The word "antichrist" appears in only 4 verses in the entire Bible, and it's not in Revelation
I've been researching the historical development of the antichrist concept for a video, and the actual textual picture is a lot more interesting than the popular one.
The term itself only occurs in the Johannine epistles, four times total. It's absent from Revelation, from 2 Thessalonians, and from Daniel, texts that are commonly assumed to be "about" the antichrist. What we now think of as a single unified figure is actually a later synthesis of at least four distinct traditions: John's "antichrist" (a category of false teachers already present, not a future individual), Paul's "man of lawlessness," the Beast of Revelation, and Daniel's "little horn." These come from different authors, different centuries, and arguably different theological concerns, and nothing in the texts themselves merges them.
The patristic sources are also more divided than commonly assumed. Polycarp treats it as a present spiritual category (essentially, heresy itself), while later figures like Irenaeus and Hippolytus expect a future individual. There's no single "early church position."

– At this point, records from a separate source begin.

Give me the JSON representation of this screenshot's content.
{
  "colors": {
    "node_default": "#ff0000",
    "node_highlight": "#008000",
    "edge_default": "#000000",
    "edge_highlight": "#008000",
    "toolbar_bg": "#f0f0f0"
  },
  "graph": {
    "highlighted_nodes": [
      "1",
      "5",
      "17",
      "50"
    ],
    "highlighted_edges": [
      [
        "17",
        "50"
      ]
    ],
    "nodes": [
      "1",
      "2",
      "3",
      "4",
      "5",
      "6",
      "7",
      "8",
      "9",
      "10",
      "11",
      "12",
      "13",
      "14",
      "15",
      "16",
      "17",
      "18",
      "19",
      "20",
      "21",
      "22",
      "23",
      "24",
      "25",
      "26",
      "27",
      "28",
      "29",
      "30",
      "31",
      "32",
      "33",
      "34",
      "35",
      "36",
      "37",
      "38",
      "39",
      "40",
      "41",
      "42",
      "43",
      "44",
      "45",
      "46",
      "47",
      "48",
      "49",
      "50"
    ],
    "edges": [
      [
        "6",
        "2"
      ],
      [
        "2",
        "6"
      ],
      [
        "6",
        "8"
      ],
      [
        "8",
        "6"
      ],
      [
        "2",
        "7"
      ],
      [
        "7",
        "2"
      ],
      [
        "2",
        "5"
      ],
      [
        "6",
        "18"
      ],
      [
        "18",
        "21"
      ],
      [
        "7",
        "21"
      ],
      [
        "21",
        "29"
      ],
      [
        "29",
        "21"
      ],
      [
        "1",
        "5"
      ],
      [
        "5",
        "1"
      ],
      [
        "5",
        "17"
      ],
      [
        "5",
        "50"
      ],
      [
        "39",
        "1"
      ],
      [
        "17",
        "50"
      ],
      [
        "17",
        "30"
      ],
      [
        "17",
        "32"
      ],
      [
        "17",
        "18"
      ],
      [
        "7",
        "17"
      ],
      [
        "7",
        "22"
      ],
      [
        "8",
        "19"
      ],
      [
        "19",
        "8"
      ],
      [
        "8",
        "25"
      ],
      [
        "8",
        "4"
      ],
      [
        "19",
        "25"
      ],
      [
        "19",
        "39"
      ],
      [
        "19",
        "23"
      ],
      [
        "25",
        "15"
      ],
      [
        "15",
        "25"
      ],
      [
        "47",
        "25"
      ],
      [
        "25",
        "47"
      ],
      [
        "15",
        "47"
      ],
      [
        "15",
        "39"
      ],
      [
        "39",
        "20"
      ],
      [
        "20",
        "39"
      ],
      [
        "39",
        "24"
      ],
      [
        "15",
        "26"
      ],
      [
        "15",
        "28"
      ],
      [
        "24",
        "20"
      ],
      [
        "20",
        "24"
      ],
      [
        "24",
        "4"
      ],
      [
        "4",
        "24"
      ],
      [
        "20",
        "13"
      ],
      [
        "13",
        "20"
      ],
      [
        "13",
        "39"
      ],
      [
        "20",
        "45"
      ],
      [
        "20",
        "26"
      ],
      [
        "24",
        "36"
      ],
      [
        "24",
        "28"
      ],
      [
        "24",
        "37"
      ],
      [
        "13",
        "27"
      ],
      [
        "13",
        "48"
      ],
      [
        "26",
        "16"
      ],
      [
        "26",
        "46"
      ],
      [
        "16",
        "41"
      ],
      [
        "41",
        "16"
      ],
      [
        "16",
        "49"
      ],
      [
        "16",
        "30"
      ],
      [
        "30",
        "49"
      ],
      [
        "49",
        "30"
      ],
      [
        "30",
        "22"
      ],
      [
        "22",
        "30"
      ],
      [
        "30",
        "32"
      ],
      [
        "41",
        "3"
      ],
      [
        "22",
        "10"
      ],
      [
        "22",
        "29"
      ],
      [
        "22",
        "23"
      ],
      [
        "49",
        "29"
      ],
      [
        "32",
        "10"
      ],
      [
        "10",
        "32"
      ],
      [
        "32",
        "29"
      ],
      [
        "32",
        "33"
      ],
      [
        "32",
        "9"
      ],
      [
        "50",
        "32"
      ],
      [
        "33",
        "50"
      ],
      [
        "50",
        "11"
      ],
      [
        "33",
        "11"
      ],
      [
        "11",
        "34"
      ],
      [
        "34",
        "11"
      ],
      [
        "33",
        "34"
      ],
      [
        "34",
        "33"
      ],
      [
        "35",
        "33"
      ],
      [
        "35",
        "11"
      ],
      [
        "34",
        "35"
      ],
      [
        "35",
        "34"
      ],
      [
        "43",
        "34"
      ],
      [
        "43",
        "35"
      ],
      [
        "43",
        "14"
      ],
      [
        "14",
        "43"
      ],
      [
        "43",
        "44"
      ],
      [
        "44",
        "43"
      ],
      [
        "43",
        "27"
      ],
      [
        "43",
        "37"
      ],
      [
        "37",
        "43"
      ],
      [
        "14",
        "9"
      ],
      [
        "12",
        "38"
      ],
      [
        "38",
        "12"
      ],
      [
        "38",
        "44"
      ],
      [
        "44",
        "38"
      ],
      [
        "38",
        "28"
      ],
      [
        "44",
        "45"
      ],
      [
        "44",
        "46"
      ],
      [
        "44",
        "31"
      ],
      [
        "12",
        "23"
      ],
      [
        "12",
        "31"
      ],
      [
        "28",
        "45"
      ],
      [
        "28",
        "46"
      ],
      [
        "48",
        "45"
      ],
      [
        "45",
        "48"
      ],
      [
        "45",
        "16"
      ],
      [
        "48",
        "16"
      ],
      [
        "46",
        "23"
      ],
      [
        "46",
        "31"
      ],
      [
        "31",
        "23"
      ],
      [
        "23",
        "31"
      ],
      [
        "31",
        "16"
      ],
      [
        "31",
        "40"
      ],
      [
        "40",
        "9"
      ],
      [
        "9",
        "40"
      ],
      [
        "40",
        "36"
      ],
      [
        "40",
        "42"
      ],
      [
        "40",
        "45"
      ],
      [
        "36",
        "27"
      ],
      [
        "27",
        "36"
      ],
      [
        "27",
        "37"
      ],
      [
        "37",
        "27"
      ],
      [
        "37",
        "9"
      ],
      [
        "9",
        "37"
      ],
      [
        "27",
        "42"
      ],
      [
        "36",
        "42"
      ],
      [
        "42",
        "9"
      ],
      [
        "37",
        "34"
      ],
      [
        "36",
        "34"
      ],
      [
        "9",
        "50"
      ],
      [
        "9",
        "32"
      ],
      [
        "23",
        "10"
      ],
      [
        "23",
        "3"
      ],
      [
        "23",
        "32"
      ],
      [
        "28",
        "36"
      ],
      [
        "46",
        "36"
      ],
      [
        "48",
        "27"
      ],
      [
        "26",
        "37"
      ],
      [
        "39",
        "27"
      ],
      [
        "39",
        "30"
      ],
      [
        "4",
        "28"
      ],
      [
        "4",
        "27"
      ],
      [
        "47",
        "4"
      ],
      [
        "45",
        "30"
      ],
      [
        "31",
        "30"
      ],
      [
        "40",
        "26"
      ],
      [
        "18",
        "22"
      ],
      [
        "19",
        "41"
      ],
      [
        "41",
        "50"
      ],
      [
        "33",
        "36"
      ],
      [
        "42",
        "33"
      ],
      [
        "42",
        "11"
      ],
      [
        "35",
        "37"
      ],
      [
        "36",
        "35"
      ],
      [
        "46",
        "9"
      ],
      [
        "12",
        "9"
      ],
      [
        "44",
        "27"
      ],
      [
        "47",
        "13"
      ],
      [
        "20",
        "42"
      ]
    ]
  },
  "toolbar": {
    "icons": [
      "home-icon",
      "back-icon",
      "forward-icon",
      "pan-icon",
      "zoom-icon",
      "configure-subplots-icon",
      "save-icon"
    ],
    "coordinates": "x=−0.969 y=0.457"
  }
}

I also traced the popular modern conception (a world-dictator figure tied to a pretribulation rapture and seven-year tribulation) to 19th-century dispensationalism, specifically John Nelson Darby in the 1830s, popularized through the Scofield Reference Bible and later fiction. That timeline is worth knowing since it's often presented as the historic Christian view when it's a fairly recent theological innovation.
Video here if you want the fuller treatment with sourcing: [ https://youtu.be/XLrxFr917GE ]
Genuinely interested in pushback on the patristic reading in particular, that part is the least settled.